Il gol è come il ketchup: a volte non esce, poi arriva tutto insieme. Una frase semplice, ma ormai entrata nel vocabolario del calcio moderno. A rilanciarla è stato Rasmus Hojlund, attaccante del Napoli e protagonista del momento, che sui social ha esultato così dopo la rete segnata con la nazionale danese contro la Grecia: “Il gol è come il ketchup: una volta arrivato continua ad arrivare”. Un pensiero che ha fatto impazzire i tifosi, soprattutto quelli del Napoli, ma anche molti sostenitori del Manchester United, che ora rimpiangono un talento esploso altrove.
Dopo la prima rete in maglia azzurra contro la Fiorentina, Hojlund aveva vissuto un momento di flessione, restando a secco contro Manchester City, Pisa e Milan. Ma poi, come nella celebre metafora, si è sbloccato del tutto: doppietta contro lo Sporting Lisbona, un gol al Genoa e tre reti nelle due partite di qualificazione al Mondiale con la Danimarca. In totale 6 gol nelle ultime 4 partite, che hanno restituito fiducia a un giocatore reduce da una stagione difficile allo United.

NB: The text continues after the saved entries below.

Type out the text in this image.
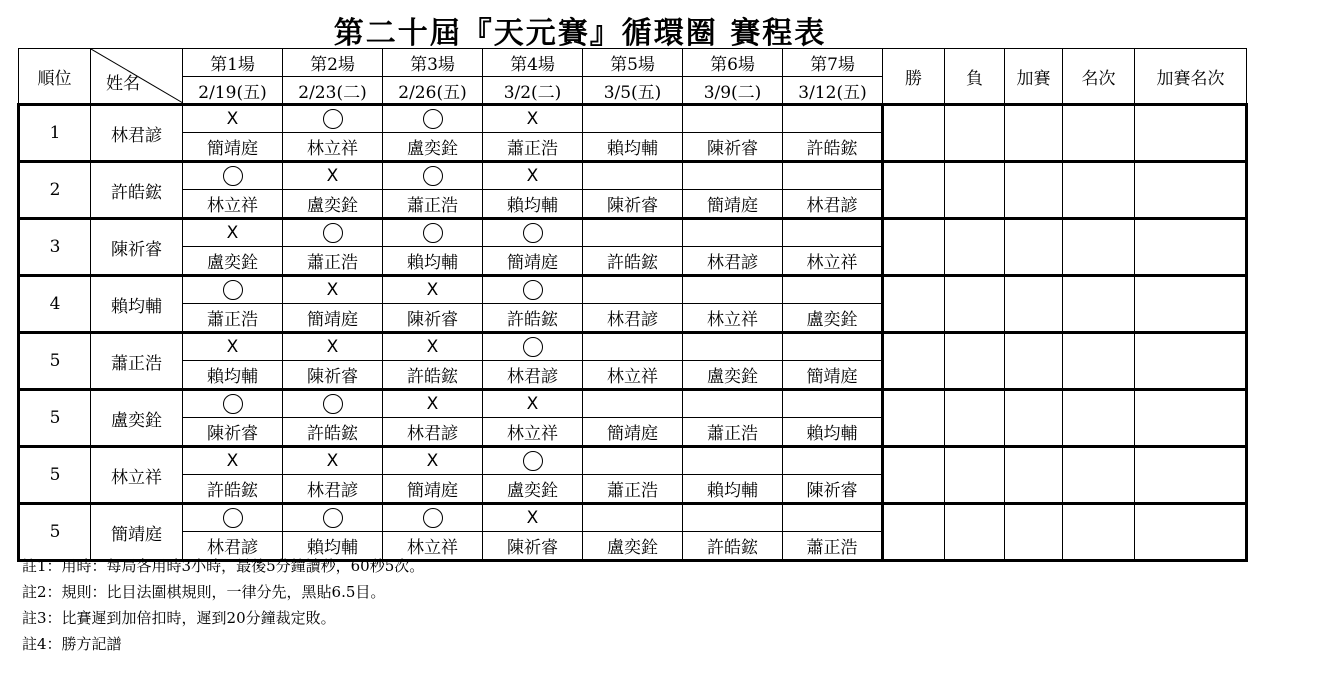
第二十屆『天元賽』循環圈 賽程表
順位	姓名	第1場	第2場	第3場	第4場	第5場	第6場	第7場	勝	負	加賽	名次	加賽名次
		2/19(五)	2/23(二)	2/26(五)	3/2(二)	3/5(五)	3/9(二)	3/12(五)					
1	林君諺	X			X								
		簡靖庭	林立祥	盧奕銓	蕭正浩	賴均輔	陳祈睿	許皓鋐					
2	許皓鋐		X		X								
		林立祥	盧奕銓	蕭正浩	賴均輔	陳祈睿	簡靖庭	林君諺					
3	陳祈睿	X											
		盧奕銓	蕭正浩	賴均輔	簡靖庭	許皓鋐	林君諺	林立祥					
4	賴均輔		X	X									
		蕭正浩	簡靖庭	陳祈睿	許皓鋐	林君諺	林立祥	盧奕銓					
5	蕭正浩	X	X	X									
		賴均輔	陳祈睿	許皓鋐	林君諺	林立祥	盧奕銓	簡靖庭					
5	盧奕銓			X	X								
		陳祈睿	許皓鋐	林君諺	林立祥	簡靖庭	蕭正浩	賴均輔					
5	林立祥	X	X	X									
		許皓鋐	林君諺	簡靖庭	盧奕銓	蕭正浩	賴均輔	陳祈睿					
5	簡靖庭				X								
		林君諺	賴均輔	林立祥	陳祈睿	盧奕銓	許皓鋐	蕭正浩					
註1：用時：每局各用時3小時，最後5分鐘讀秒，60秒5次。
註2：規則：比目法圍棋規則，一律分先，黑貼6.5目。
註3：比賽遲到加倍扣時，遲到20分鐘裁定敗。
註4：勝方記譜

Sotto al post di Hojlund, il suo profilo è stato letteralmente invaso da commenti e meme con bottigliette di ketchup. Non mancano i riferimenti a Cristiano Ronaldo, il “GOAT” per i tifosi, ma anche paragoni ironici con l’attaccante danese, che adesso fa sognare Napoli. Alcuni tifosi dello United commentano con amarezza: “Lo abbiamo lasciato andare troppo presto”, mentre i napoletani si godono la crescente intesa con Conte, chiamato ora ad affrontare sette partite in ventidue giorni in quello che si preannuncia come un vero e proprio tour de force.
Una metafora con radici profonde
La teoria del ketchup non è nuova. A portarla alla ribalta nel mondo del calcio fu Ruud Van Nistelrooy, storico bomber del Manchester United e del Real Madrid, che la condivise con Gonzalo Higuain in un momento difficile della sua carriera. L’argentino, che all’epoca militava nella Juventus, aveva attraversato una fase di astinenza dal gol. Poi, seguendo il consiglio del compagno olandese, si sbloccò con una doppietta nel derby col Torino, concludendo la stagione a 32 reti. Lo stesso Higuain raccontò l’aneddoto dicendo: “È vero, quando il gol arriva, arriva tutto insieme. È come il ketchup”.
Negli anni, la metafora è stata ripresa da altri protagonisti del calcio. Recentemente anche Youssouf Fofana, centrocampista del Milan, l’ha usata dopo una partita contro l’Udinese per spiegare le difficoltà realizzative di Gimenez, altro attaccante in cerca di riscatto. Persino Vincenzo Italiano, allenatore del Bologna, ha citato il ketchup parlando di Dallinga, augurandosi che l’attaccante si sbloccasse in Europa. Così è stato: da dicembre in poi, Dallinga ha segnato sette reti, confermando la profezia.
Non vale per tutti
Non tutti, però, credono nel potere della salsa rossa. Charles De Ketelaere, ad esempio, in un’intervista con il Belgio ai tempi del Milan, dichiarò: “Potrebbe anche essere vero, ma non è detto che basti un gol per cambiare tutto. Forse rende solo le cose un po’ più semplici”.